Editorial | China to feel benefit of more visa-free visitors
Beijing’s extension of scheme to 25 countries aims to create warmer relations and boost struggling economy
For the pandemic years, China was effectively closed to foreign tourism, its tight controls on quarantine and isolation staunching the flow of visitors from abroad. These days China appears to be trying to make up for lost time as it seeks to revive still flagging visitor numbers and bolster international relations.
Since Friday, nationals from South Korea, Norway, Finland, Slovakia and five other countries have 15 days’ visa-free entry for business, tourism, family visits or transit.
China has been easing restrictions on foreign visitors to help provide a boost to its struggling economy and to promote people-to-people exchanges to counter strains with the United States, Europe and some Asian neighbours.

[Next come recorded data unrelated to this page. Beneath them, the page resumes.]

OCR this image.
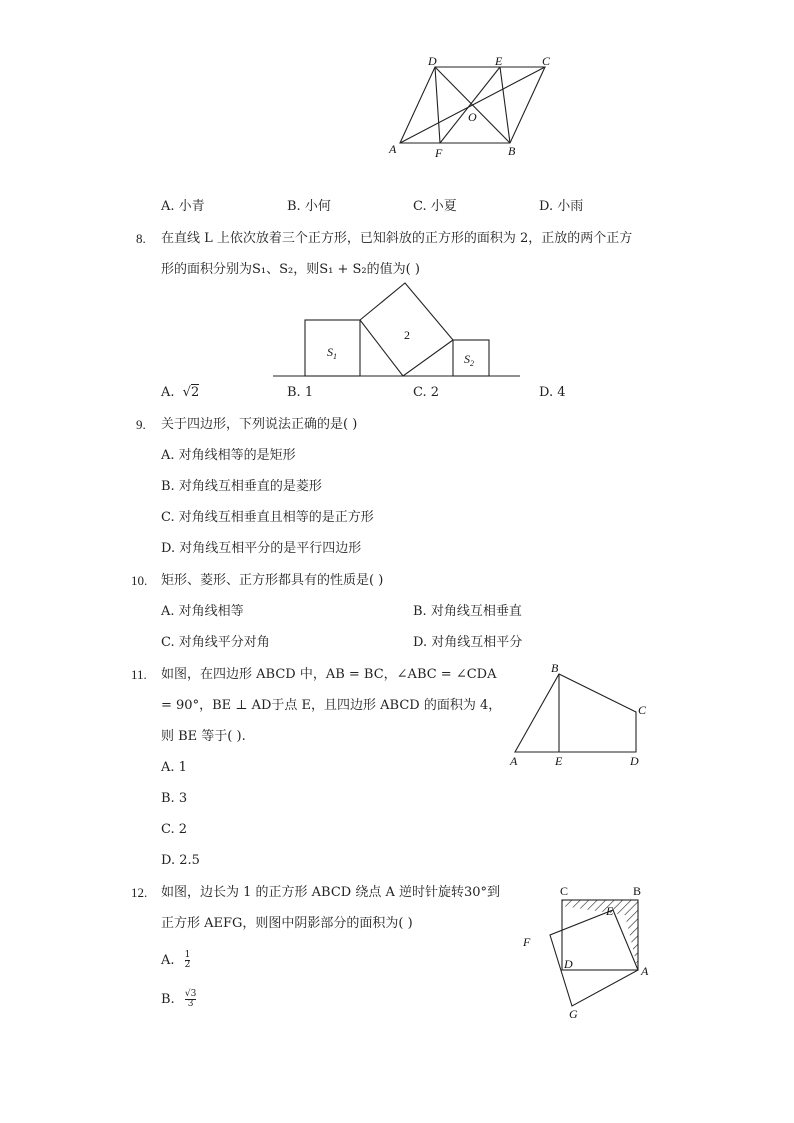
D	E	C
O
A	F	B
A. 小青	B. 小何	C. 小夏	D. 小雨
8. 在直线 L 上依次放着三个正方形，已知斜放的正方形的面积为 2，正放的两个正方
形的面积分别为S₁、S₂，则S₁ + S₂的值为( )
$S_1$
2
$S_2$
A. √2	B. 1	C. 2	D. 4
9. 关于四边形，下列说法正确的是( )
A. 对角线相等的是矩形
B. 对角线互相垂直的是菱形
C. 对角线互相垂直且相等的是正方形
D. 对角线互相平分的是平行四边形
10. 矩形、菱形、正方形都具有的性质是( )
A. 对角线相等	B. 对角线互相垂直
C. 对角线平分对角	D. 对角线互相平分
11. 如图，在四边形 ABCD 中，AB = BC，∠ABC = ∠CDA
= 90°，BE ⊥ AD于点 E，且四边形 ABCD 的面积为 4，
则 BE 等于( ).
A. 1
B. 3
C. 2
D. 2.5
B
C
A	E	D
12. 如图，边长为 1 的正方形 ABCD 绕点 A 逆时针旋转30°到
正方形 AEFG，则图中阴影部分的面积为( )
A. $\frac{1}{2}$
B. $\frac{√3}{3}$
C	B
E
F
D	A
G
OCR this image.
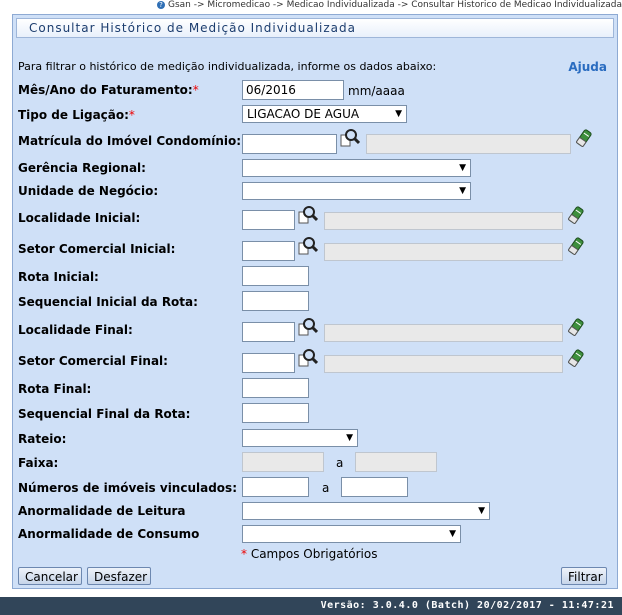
? Gsan -> Micromedicao -> Medicao Individualizada -> Consultar Historico de Medicao Individualizada
Consultar Histórico de Medição Individualizada
Para filtrar o histórico de medição individualizada, informe os dados abaixo:	Ajuda
Mês/Ano do Faturamento:*	06/2016	mm/aaaa
Tipo de Ligação:*	LIGACAO DE AGUA	▼
Matrícula do Imóvel Condomínio:
Gerência Regional:	▼
Unidade de Negócio:	▼
Localidade Inicial:
Setor Comercial Inicial:
Rota Inicial:
Sequencial Inicial da Rota:
Localidade Final:
Setor Comercial Final:
Rota Final:
Sequencial Final da Rota:
Rateio:	▼
Faixa:	a
Números de imóveis vinculados:	a
Anormalidade de Leitura	▼
Anormalidade de Consumo	▼
* Campos Obrigatórios
Cancelar	Desfazer	Filtrar
Versão: 3.0.4.0 (Batch) 20/02/2017 - 11:47:21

The special treatment in some cases coincided with warming relations. Slovak Prime Minister Robert Fico, who met President Xi Jinping last week, welcomed Chinese clean energy investment and expressed a willingness to join a group led by China and Brazil seeking a political settlement to the Russia-Ukraine war.
Slovakia also opposes European Union tariffs on Chinese electric vehicles. The announcement came shortly after Xi’s meeting with Fico, expanding the total list of countries with visa-free access to 25.